The ability to retain a solid formulation offers several advantages, not least in terms of stability. The injection of solid doses is not a new concept; drug implants have been around for some time. AstraZeneca's Zoladex (goserelin), for example, was introduced more than 20 years ago. Used to treat prostate cancer, the 10.8-mg implant must be injected by a healthcare professional through a 14-gauge needle with an aseptic technique. "Not particularly pleasant," says Charles Potter, chief technical officer at specialty pharmaceutical company Glide Pharma. However, the formulation does offer sustained release over a 12-week period and makes such injections relatively infrequent.
Taking the idea of an implant one step further, Potter asked, "Why not use the drug as the needle? If the formulation can be made solid enough, it can be formed into a sharp point." That premise is the basis of Glide Pharma's Solid Dose Injector (SDI) technology, which uses a solid, homogenous mixture of drug and excipient.
In controlled-release formulations, the excipients used are biodegradable polymeric compounds, such as PLGA or polyethylene glycol, that are compatible with the Glide implant manufacturing process. By blending various grades of polymer, changing the ratio of drug to polymer, and manipulating process conditions, varied release profiles can be created with Glide formulations. On the other hand, if immediate release is required, the formulation would require quick-dissolving excipients, such as a single sugar or a blend of sugars that provide the physical strength required, but dissolve within seconds in the tissue. And although other excipients may be required to increase stability, such as for thermally labile biological macromolecules, formulations remain relatively simple.
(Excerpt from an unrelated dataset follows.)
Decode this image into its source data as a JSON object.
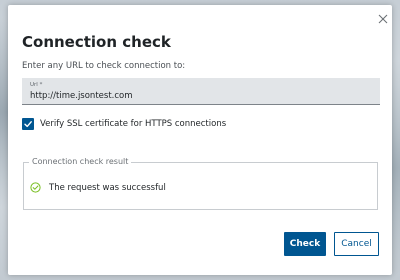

The manufacturing process for the solid dosage form is also simple: the active ingredient and a blend of selected excipients are mixed together and passed through a standard twin-screw extruder, usually at room temperature to ensure that the active ingredient is not damaged. The spaghetti-like extrudate is then cut into individual doses that are pointed at one end and flat at the other. The drug implant is loaded into a sterile cassette and pushed directly into the tissue using a simple, reusable spring-driven actuator. The rate of degradation of the polymeric matrix within the tissue controls the release of the drug.
Potent drugs are good candidates for the company's solid-dose injection technology because they are administered in small doses that can be delivered easily as small implants. Beyond dosage size, Glide's technology does not seem limited by drug type. "We've got some very exciting vaccine data where we've shown the potential for better efficacy than a needle and syringe, and we've worked with several peptides and proteins," says Potter.
Looking to the future, Potter sees a potential market in the treatment of Type II diabetes because of Glide SDI's suitability to self-administered drugs. "Type II diabetics need a basal layer of insulin across the day. We can address Type II diabetes with our system, but different people need different levels, so we would need several dose levels for our formulations."
Scientists are refining current technologies and developing new means of controlling the release of injectable drugs. Patients seem likely to benefit from further innovations.
1. T.J. Merkel et al., Proc. Natl. Acad. Sci. USA 108 (2), 586–591 (2011).